Three clinics run by Jeffrey and Christopher George, the notorious
twins of Royal Palm Beach, were raided in March 2010. Neither were
strangers to law enforcement. In 2003, Jeffrey pleaded guilty to
felony charges of dealing in stolen property and resisting arrest.
Brother Christopher pleaded guilty to grand theft and possession of
steroids with intent to sell.
Florida law now requires that a licensed physician own a pain clinic.
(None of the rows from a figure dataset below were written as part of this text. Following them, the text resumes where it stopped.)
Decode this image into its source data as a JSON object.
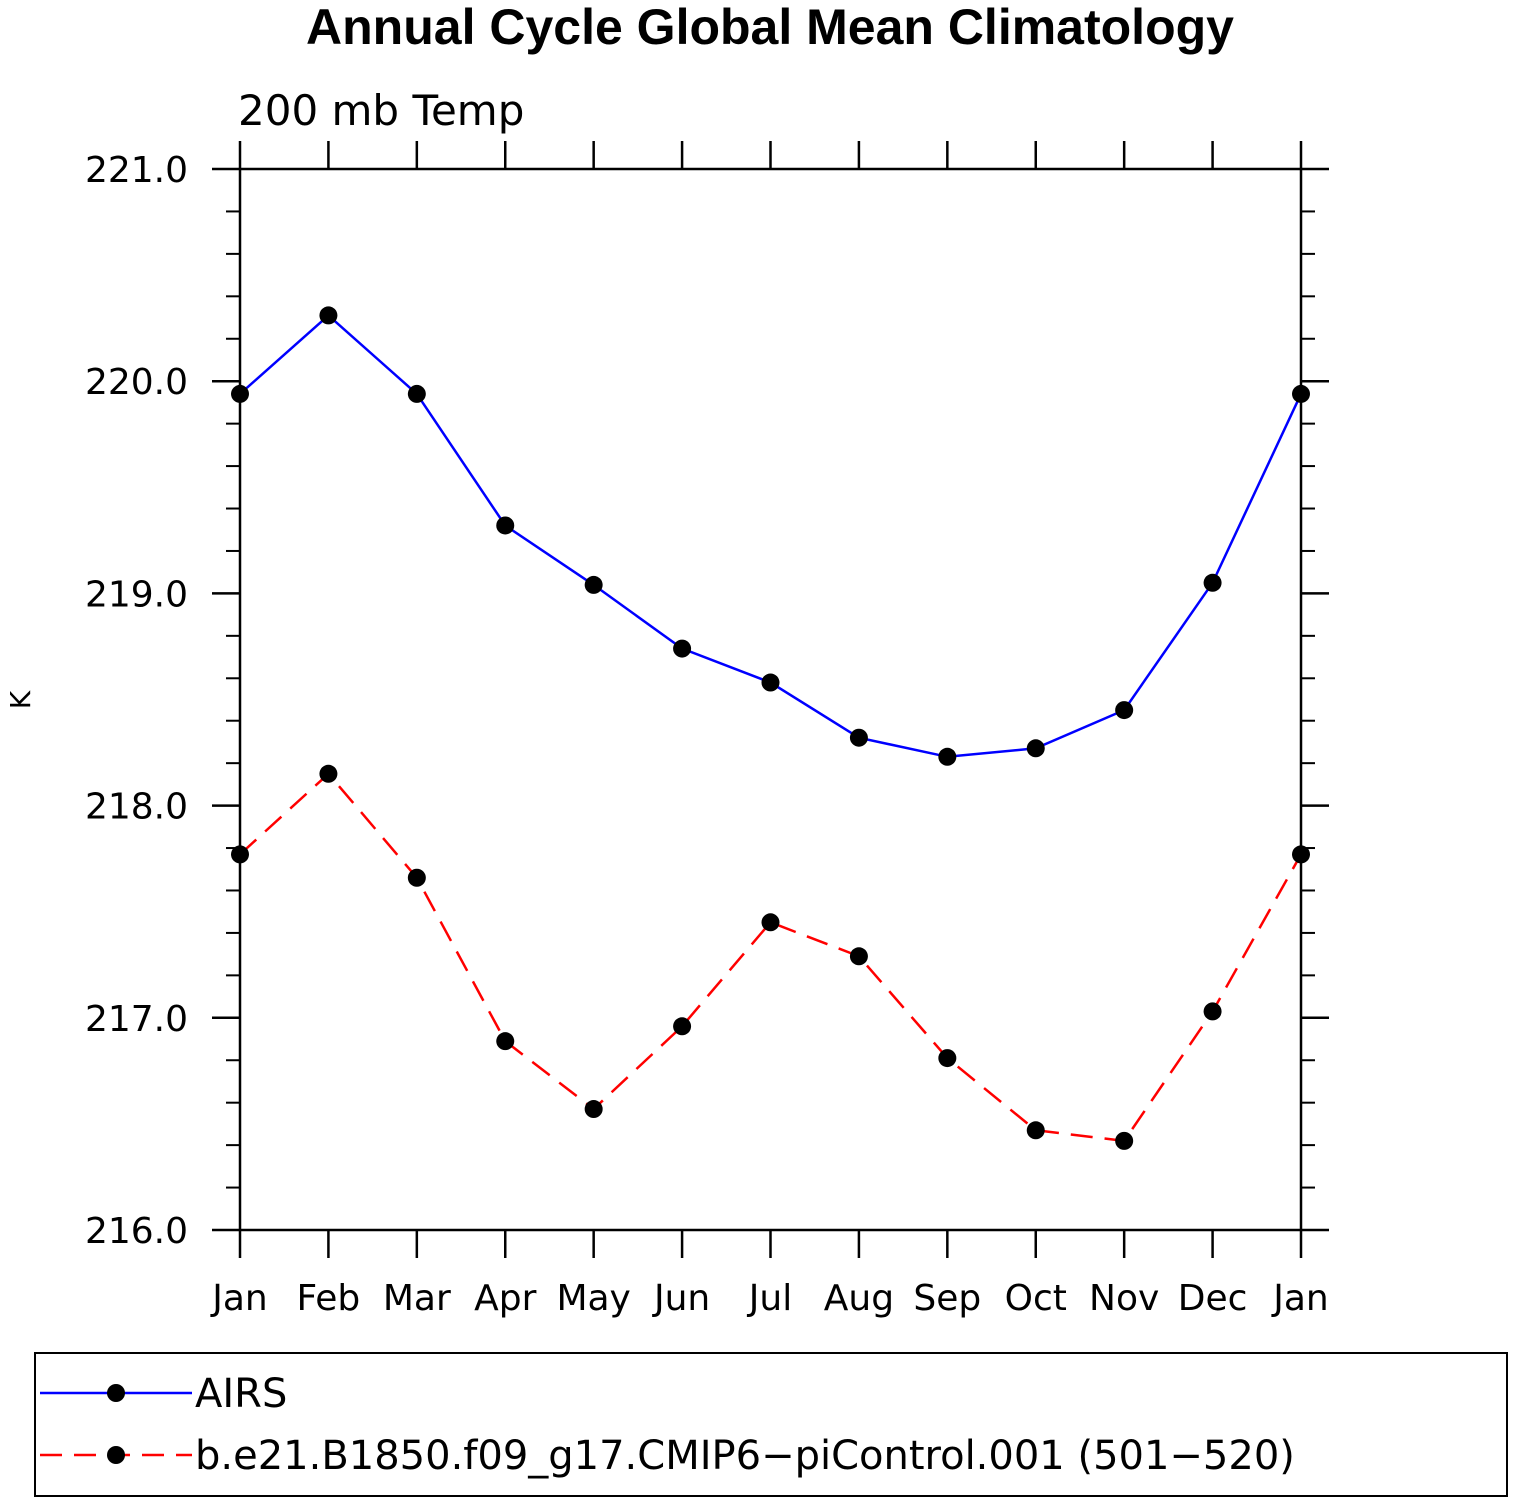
{
  "chart_data": {
    "type": "line",
    "title": "Annual Cycle Global Mean Climatology",
    "subtitle": "200 mb Temp",
    "xlabel": "",
    "ylabel": "K",
    "categories": [
      "Jan",
      "Feb",
      "Mar",
      "Apr",
      "May",
      "Jun",
      "Jul",
      "Aug",
      "Sep",
      "Oct",
      "Nov",
      "Dec",
      "Jan"
    ],
    "ylim": [
      216.0,
      221.0
    ],
    "yticks": [
      "216.0",
      "217.0",
      "218.0",
      "219.0",
      "220.0",
      "221.0"
    ],
    "yminor_step": 0.2,
    "grid": false,
    "legend_position": "bottom",
    "series": [
      {
        "name": "AIRS",
        "color": "#0000ff",
        "dash": "solid",
        "marker": "filled-circle",
        "values": [
          219.94,
          220.31,
          219.94,
          219.32,
          219.04,
          218.74,
          218.58,
          218.32,
          218.23,
          218.27,
          218.45,
          219.05,
          219.94
        ]
      },
      {
        "name": "b.e21.B1850.f09_g17.CMIP6−piControl.001 (501−520)",
        "color": "#ff0000",
        "dash": "dashed",
        "marker": "filled-circle",
        "values": [
          217.77,
          218.15,
          217.66,
          216.89,
          216.57,
          216.96,
          217.45,
          217.29,
          216.81,
          216.47,
          216.42,
          217.03,
          217.77
        ]
      }
    ]
  }
}
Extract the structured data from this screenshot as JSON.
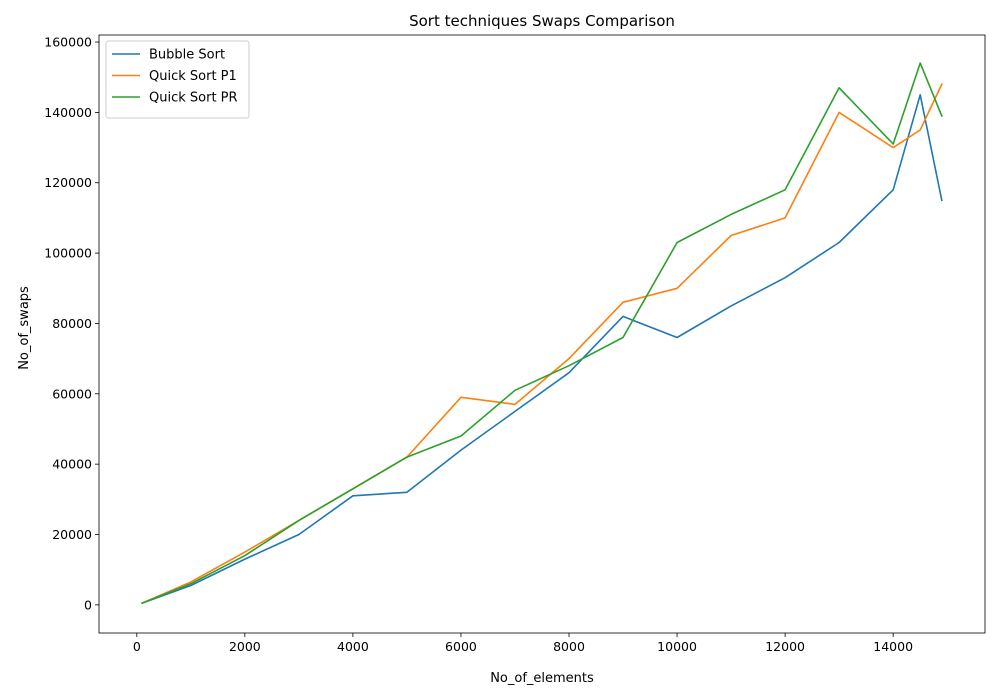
{
  "chart_data": {
    "type": "line",
    "title": "Sort techniques Swaps Comparison",
    "xlabel": "No_of_elements",
    "ylabel": "No_of_swaps",
    "xlim": [
      -700,
      15700
    ],
    "ylim": [
      -8000,
      162000
    ],
    "xticks": [
      0,
      2000,
      4000,
      6000,
      8000,
      10000,
      12000,
      14000
    ],
    "yticks": [
      0,
      20000,
      40000,
      60000,
      80000,
      100000,
      120000,
      140000,
      160000
    ],
    "legend_position": "upper-left",
    "grid": false,
    "x": [
      100,
      1000,
      2000,
      3000,
      4000,
      5000,
      6000,
      7000,
      8000,
      9000,
      10000,
      11000,
      12000,
      13000,
      14000,
      14500,
      14900
    ],
    "series": [
      {
        "name": "Bubble Sort",
        "color": "#1f77b4",
        "values": [
          500,
          5500,
          13000,
          20000,
          31000,
          32000,
          44000,
          55000,
          66000,
          82000,
          76000,
          85000,
          93000,
          103000,
          118000,
          145000,
          115000
        ]
      },
      {
        "name": "Quick Sort P1",
        "color": "#ff7f0e",
        "values": [
          500,
          6500,
          15000,
          24000,
          33000,
          42000,
          59000,
          57000,
          70000,
          86000,
          90000,
          105000,
          110000,
          140000,
          130000,
          135000,
          148000
        ]
      },
      {
        "name": "Quick Sort PR",
        "color": "#2ca02c",
        "values": [
          500,
          6000,
          14000,
          24000,
          33000,
          42000,
          48000,
          61000,
          68000,
          76000,
          103000,
          111000,
          118000,
          147000,
          131000,
          154000,
          139000
        ]
      }
    ]
  }
}
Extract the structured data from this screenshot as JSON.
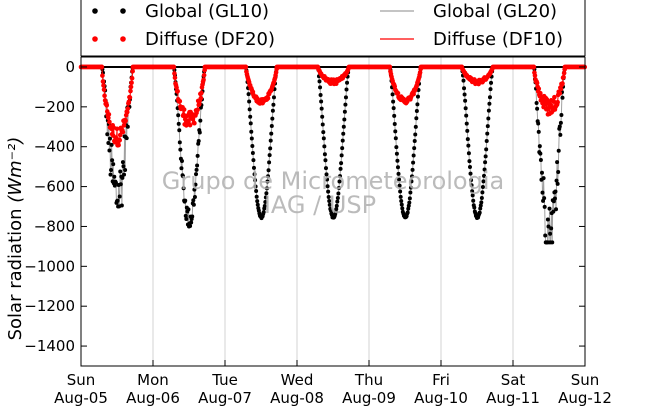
{
  "chart_data": {
    "type": "scatter",
    "title": "",
    "ylabel": "Solar radiation",
    "ylabel_unit": "(Wm⁻²)",
    "ylim": [
      -1500,
      50
    ],
    "yticks": [
      0,
      -200,
      -400,
      -600,
      -800,
      -1000,
      -1200,
      -1400
    ],
    "xlim": [
      0,
      7
    ],
    "xticks": [
      {
        "x": 0,
        "day": "Sun",
        "date": "Aug-05"
      },
      {
        "x": 1,
        "day": "Mon",
        "date": "Aug-06"
      },
      {
        "x": 2,
        "day": "Tue",
        "date": "Aug-07"
      },
      {
        "x": 3,
        "day": "Wed",
        "date": "Aug-08"
      },
      {
        "x": 4,
        "day": "Thu",
        "date": "Aug-09"
      },
      {
        "x": 5,
        "day": "Fri",
        "date": "Aug-10"
      },
      {
        "x": 6,
        "day": "Sat",
        "date": "Aug-11"
      },
      {
        "x": 7,
        "day": "Sun",
        "date": "Aug-12"
      }
    ],
    "grid": "vertical",
    "legend_position": "top",
    "series": [
      {
        "name": "Global (GL10)",
        "style": "points",
        "color": "#000000"
      },
      {
        "name": "Diffuse (DF20)",
        "style": "points",
        "color": "#ff0000"
      },
      {
        "name": "Global (GL20)",
        "style": "line",
        "color": "#a0a0a0"
      },
      {
        "name": "Diffuse (DF10)",
        "style": "line",
        "color": "#ff0000"
      }
    ],
    "days": [
      {
        "day": 0,
        "global_peak": -680,
        "diffuse_peak": -350,
        "noise": 0.45
      },
      {
        "day": 1,
        "global_peak": -780,
        "diffuse_peak": -270,
        "noise": 0.15
      },
      {
        "day": 2,
        "global_peak": -755,
        "diffuse_peak": -175,
        "noise": 0.02
      },
      {
        "day": 3,
        "global_peak": -755,
        "diffuse_peak": -75,
        "noise": 0.02
      },
      {
        "day": 4,
        "global_peak": -755,
        "diffuse_peak": -170,
        "noise": 0.02
      },
      {
        "day": 5,
        "global_peak": -755,
        "diffuse_peak": -75,
        "noise": 0.02
      },
      {
        "day": 6,
        "global_peak": -860,
        "diffuse_peak": -200,
        "noise": 0.35
      }
    ],
    "watermark": [
      "Grupo de Micrometeorologia",
      "IAG / USP"
    ]
  }
}
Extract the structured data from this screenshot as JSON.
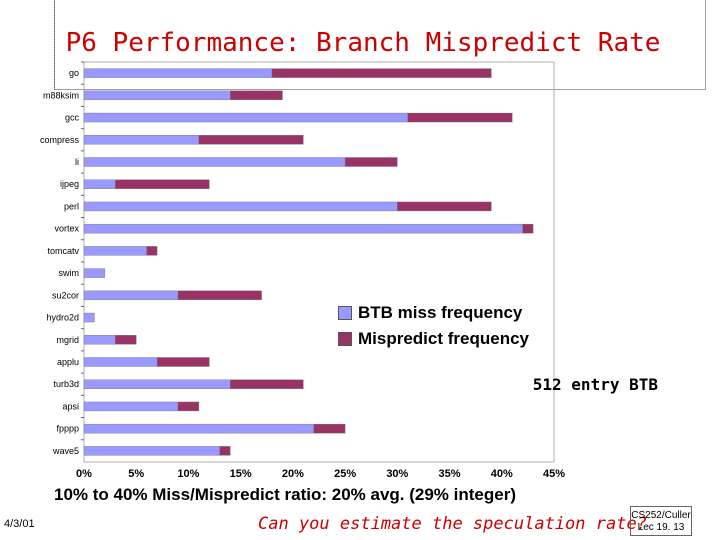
{
  "slide": {
    "title": "P6 Performance: Branch Mispredict Rate",
    "axis_note": "10% to 40% Miss/Mispredict ratio: 20% avg. (29% integer)",
    "btb_note": "512 entry BTB",
    "question": "Can you estimate the speculation rate?",
    "date": "4/3/01",
    "course_line1": "CS252/Culler",
    "course_line2": "Lec 19. 13"
  },
  "chart_data": {
    "type": "bar",
    "orientation": "horizontal",
    "stacked": true,
    "categories": [
      "go",
      "m88ksim",
      "gcc",
      "compress",
      "li",
      "ijpeg",
      "perl",
      "vortex",
      "tomcatv",
      "swim",
      "su2cor",
      "hydro2d",
      "mgrid",
      "applu",
      "turb3d",
      "apsi",
      "fpppp",
      "wave5"
    ],
    "series": [
      {
        "name": "BTB miss frequency",
        "color": "#9999ff",
        "values": [
          18,
          14,
          31,
          11,
          25,
          3,
          30,
          42,
          6,
          2,
          9,
          1,
          3,
          7,
          14,
          9,
          22,
          13
        ]
      },
      {
        "name": "Mispredict frequency",
        "color": "#993366",
        "values": [
          21,
          5,
          10,
          10,
          5,
          9,
          9,
          1,
          1,
          0,
          8,
          0,
          2,
          5,
          7,
          2,
          3,
          1
        ]
      }
    ],
    "xlim": [
      0,
      45
    ],
    "xticks": [
      "0%",
      "5%",
      "10%",
      "15%",
      "20%",
      "25%",
      "30%",
      "35%",
      "40%",
      "45%"
    ],
    "legend_position": "right",
    "grid": false
  }
}
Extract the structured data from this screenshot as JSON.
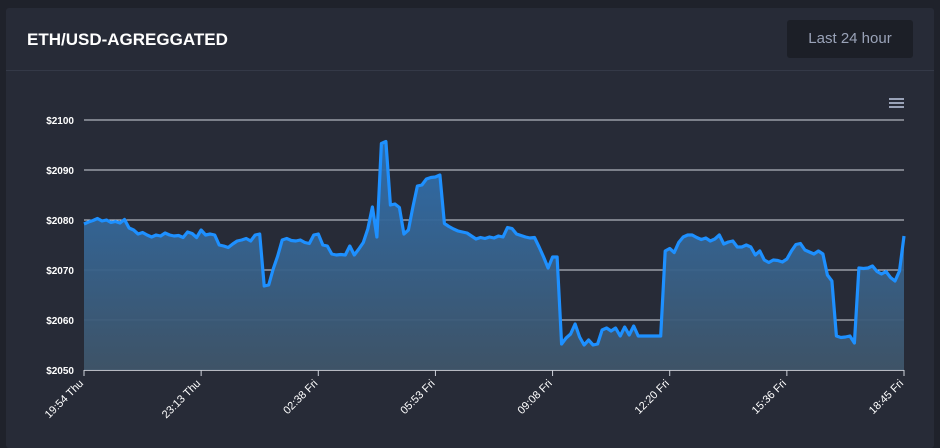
{
  "header": {
    "title": "ETH/USD-AGREGGATED",
    "range_button": "Last 24 hour"
  },
  "menu_icon": "hamburger-menu-icon",
  "colors": {
    "line": "#1e90ff",
    "area_top": "#2e6fb0",
    "area_bottom": "#3f5569",
    "grid": "#d0d4dc",
    "card_bg": "#272b37",
    "page_bg": "#1f222b"
  },
  "chart_data": {
    "type": "area",
    "title": "",
    "xlabel": "",
    "ylabel": "",
    "ylim": [
      2050,
      2100
    ],
    "y_ticks": [
      2050,
      2060,
      2070,
      2080,
      2090,
      2100
    ],
    "y_tick_labels": [
      "$2050",
      "$2060",
      "$2070",
      "$2080",
      "$2090",
      "$2100"
    ],
    "x_ticks": [
      "19:54 Thu",
      "23:13 Thu",
      "02:38 Fri",
      "05:53 Fri",
      "09:08 Fri",
      "12:20 Fri",
      "15:36 Fri",
      "18:45 Fri"
    ],
    "series": [
      {
        "values": [
          2079.2,
          2079.6,
          2079.9,
          2080.3,
          2079.8,
          2080.0,
          2079.5,
          2079.7,
          2079.4,
          2080.1,
          2078.4,
          2078.0,
          2077.2,
          2077.5,
          2077.0,
          2076.6,
          2077.0,
          2076.8,
          2077.4,
          2077.0,
          2076.8,
          2076.9,
          2076.5,
          2077.6,
          2077.3,
          2076.5,
          2078.0,
          2077.0,
          2077.2,
          2077.0,
          2075.0,
          2074.8,
          2074.5,
          2075.2,
          2075.8,
          2076.0,
          2076.3,
          2075.8,
          2077.0,
          2077.2,
          2066.8,
          2067.0,
          2070.2,
          2072.8,
          2076.0,
          2076.3,
          2075.9,
          2075.8,
          2076.0,
          2075.5,
          2075.3,
          2077.0,
          2077.2,
          2075.0,
          2074.8,
          2073.2,
          2073.0,
          2073.1,
          2073.0,
          2074.8,
          2073.0,
          2074.2,
          2075.5,
          2078.2,
          2082.6,
          2076.6,
          2095.3,
          2095.7,
          2083.0,
          2083.2,
          2082.5,
          2077.2,
          2078.0,
          2082.6,
          2086.8,
          2087.0,
          2088.2,
          2088.5,
          2088.6,
          2089.0,
          2079.3,
          2078.7,
          2078.2,
          2077.8,
          2077.6,
          2077.4,
          2076.8,
          2076.2,
          2076.5,
          2076.3,
          2076.6,
          2076.4,
          2076.8,
          2076.6,
          2078.5,
          2078.3,
          2077.2,
          2076.9,
          2076.6,
          2076.4,
          2076.5,
          2074.6,
          2072.6,
          2070.4,
          2072.6,
          2072.6,
          2055.2,
          2056.4,
          2057.2,
          2059.2,
          2056.6,
          2055.0,
          2056.0,
          2055.0,
          2055.2,
          2058.0,
          2058.4,
          2057.8,
          2058.4,
          2056.8,
          2058.6,
          2057.0,
          2058.8,
          2056.8,
          2056.8,
          2056.8,
          2056.8,
          2056.8,
          2056.8,
          2073.8,
          2074.3,
          2073.5,
          2075.5,
          2076.6,
          2077.0,
          2077.0,
          2076.5,
          2076.1,
          2076.4,
          2075.8,
          2076.2,
          2077.0,
          2075.2,
          2075.6,
          2075.8,
          2074.6,
          2074.6,
          2075.0,
          2074.6,
          2073.0,
          2073.8,
          2072.0,
          2071.5,
          2072.0,
          2071.9,
          2071.6,
          2072.2,
          2073.8,
          2075.1,
          2075.3,
          2074.0,
          2073.6,
          2073.2,
          2073.8,
          2073.2,
          2069.0,
          2067.8,
          2056.8,
          2056.5,
          2056.6,
          2056.8,
          2055.4,
          2070.4,
          2070.3,
          2070.4,
          2070.8,
          2069.7,
          2069.2,
          2069.7,
          2068.5,
          2067.8,
          2069.8,
          2076.8
        ]
      }
    ]
  }
}
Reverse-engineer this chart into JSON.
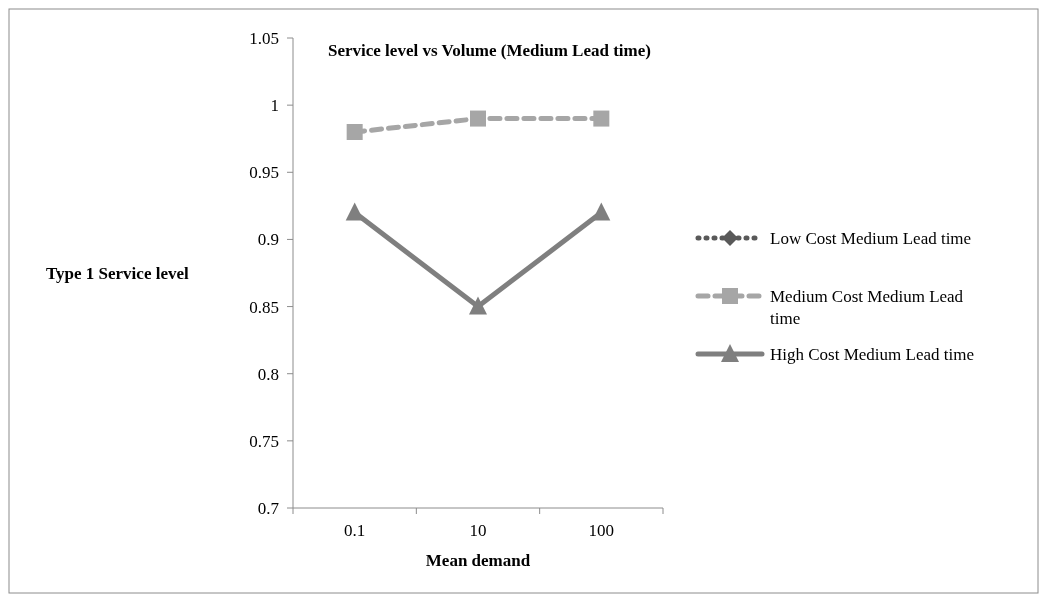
{
  "chart_data": {
    "type": "line",
    "title": "Service level vs Volume (Medium Lead time)",
    "xlabel": "Mean demand",
    "ylabel": "Type 1 Service level",
    "categories": [
      "0.1",
      "10",
      "100"
    ],
    "ylim": [
      0.7,
      1.05
    ],
    "yticks": [
      0.7,
      0.75,
      0.8,
      0.85,
      0.9,
      0.95,
      1,
      1.05
    ],
    "grid": false,
    "legend": "right",
    "series": [
      {
        "name": "Low Cost Medium Lead time",
        "color": "#595959",
        "values": [
          null,
          null,
          null
        ],
        "marker": "diamond",
        "line_style": "dotted"
      },
      {
        "name": "Medium Cost Medium Lead time",
        "color": "#a6a6a6",
        "values": [
          0.98,
          0.99,
          0.99
        ],
        "marker": "square",
        "line_style": "dashed"
      },
      {
        "name": "High Cost Medium Lead time",
        "color": "#7f7f7f",
        "values": [
          0.92,
          0.85,
          0.92
        ],
        "marker": "triangle",
        "line_style": "solid"
      }
    ]
  }
}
But the Feb. 23 arrests seemed to indicate that the old operators,
with docs as front men, still ran the show. Others, Durr said, "Skirt
the law by calling them something else. Instead of a pain clinic,
they're rebranded as a wellness clinic."
But Durr added, "Pain clinics are just a symbol of how things are so
far out of whack. But even if we shut them down, it wouldn't end the
problem. The problem is doctor shopping.
"They go from doctor to doctor, from pharmacy to pharmacy, and
there's no way to stop it," Durr said. "That's why we need a database
or else we this will just continue."
Except the governor, despite pleas from Florida law enforcement, has
vowed that there will be no database.
"When I took over the narcotics unit six and one-half years ago, I
thought cocaine was my biggest problem," Durr said. "Now I know that
it's pharmaceutical drugs."
A different drug maybe, but some of the same old faces.